My assertion of absolutes does not have the purpose of proposing a deity, but rather to provide a foundation for the ethics I see necessary to the survival of humanity in the 21st century. In so doing, and in no small part thanks to Tom Head's comment, I stumbled upon George Edward Moore's Principia Ethica, in which the author proposes two possible instances of the absolute "good" without relying on an overarching deity to ground them.
The heading of this essay gives away the one that interests me today: disinterested, unstinting love of everything and everyone.

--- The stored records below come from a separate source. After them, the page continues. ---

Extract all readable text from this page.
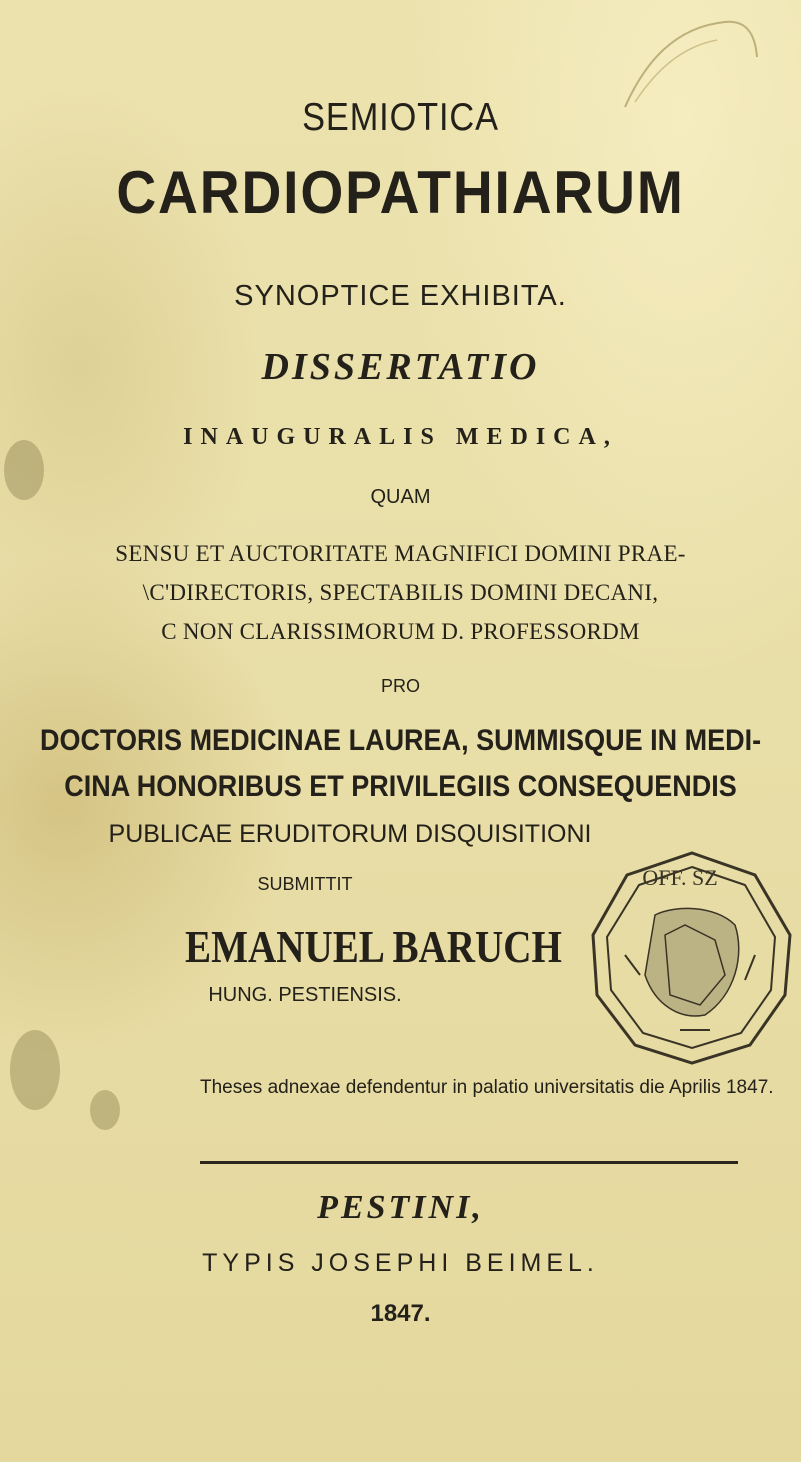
SEMIOTICA
CARDIOPATHIARUM
SYNOPTICE EXHIBITA.
DISSERTATIO
INAUGURALIS MEDICA,
QUAM
SENSU ET AUCTORITATE MAGNIFICI DOMINI PRAE-
\C'DIRECTORIS, SPECTABILIS DOMINI DECANI,
C NON CLARISSIMORUM D. PROFESSORDM
PRO
DOCTORIS MEDICINAE LAUREA, SUMMISQUE IN MEDI-
CINA HONORIBUS ET PRIVILEGIIS CONSEQUENDIS
PUBLICAE ERUDITORUM DISQUISITIONI
SUBMITTIT
EMANUEL BARUCH
HUNG. PESTIENSIS.
OFF. SZ
Theses adnexae defendentur in palatio universitatis die Aprilis 1847.
PESTINI,
TYPIS JOSEPHI BEIMEL.
1847.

Earlier, in my criticism of the pope's sole encyclical letter so far, Deus Caritas Est (see here), I attempted to do battle against the classic Western boxes into which love is put, in order to diminish it. The pope's cry that God is love (per the encyclical's title) claims love for the Judaeo-Christian deity, with all that implies.
Other authors focus on a typology of love -- of family, of friends, of romance and altruism -- focused on to whom and in what manner love is dispensed. In the West we do not even like to think of these loves jumbled up in, for example, romantic love of kin or altruistic love of friends; we have a strong taboo against incest and a free market interpretation of friendship that requires mutuality.
Indeed, in my journeys in the middle-aged world of dating I have discovered many people's lists of qualifications and their a priori model of the "Right" mate; and given the industry with which they construct the image of what they want, they might as well be perusing consumer magazines to prepare for shopping for detergent.
They say they want love, but they don't; they want a human object that performs certain functions and fulfills certain needs and they want to seal the deal with a contract commonly known as marriage, or maybe something more ambiguous, such as cohabitation. A little honesty with oneself about this might spare everyone a great deal of wasted time and anguish.
So much for what love is not. As to what love is, as an absolute ethical good, I think it is best described as an emotional appreciation of others and other things for themselves that leads to disinterested caring.
Let's break this down.
Appreciation involves a recognition of the quality, value, significance, or magnitude of another or another thing, resulting in a favorable judgment or opinion -- including the aesthetic -- of whom or what we are perceiving in this way, a gratitude for the existence of such a person or thing and a assignment of rising value or price to the person or thing over time. Note the combination of awareness, esteem, gratitude and rising valuation.
Love begins in the emotions and this appreciation is emotional. We feel love. We feel awareness, esteem, gratitude and our feeling cascades into a stronger stream of appreciation as we continue to love.
For it to be an absolute good, love must be directed at all people and things -- even beggars and cockroaches -- and it must be directed at them for who or what they are, independently of their usefulness to us, or the way they fit into the criteria for judgment we have employed before becoming aware of them.
Finally, while love begins as emotion, it fulfills itself in a continuing action -- this need not be a Western laundry list of tasks, but may include the action to be, as in "don't just do something, sit there."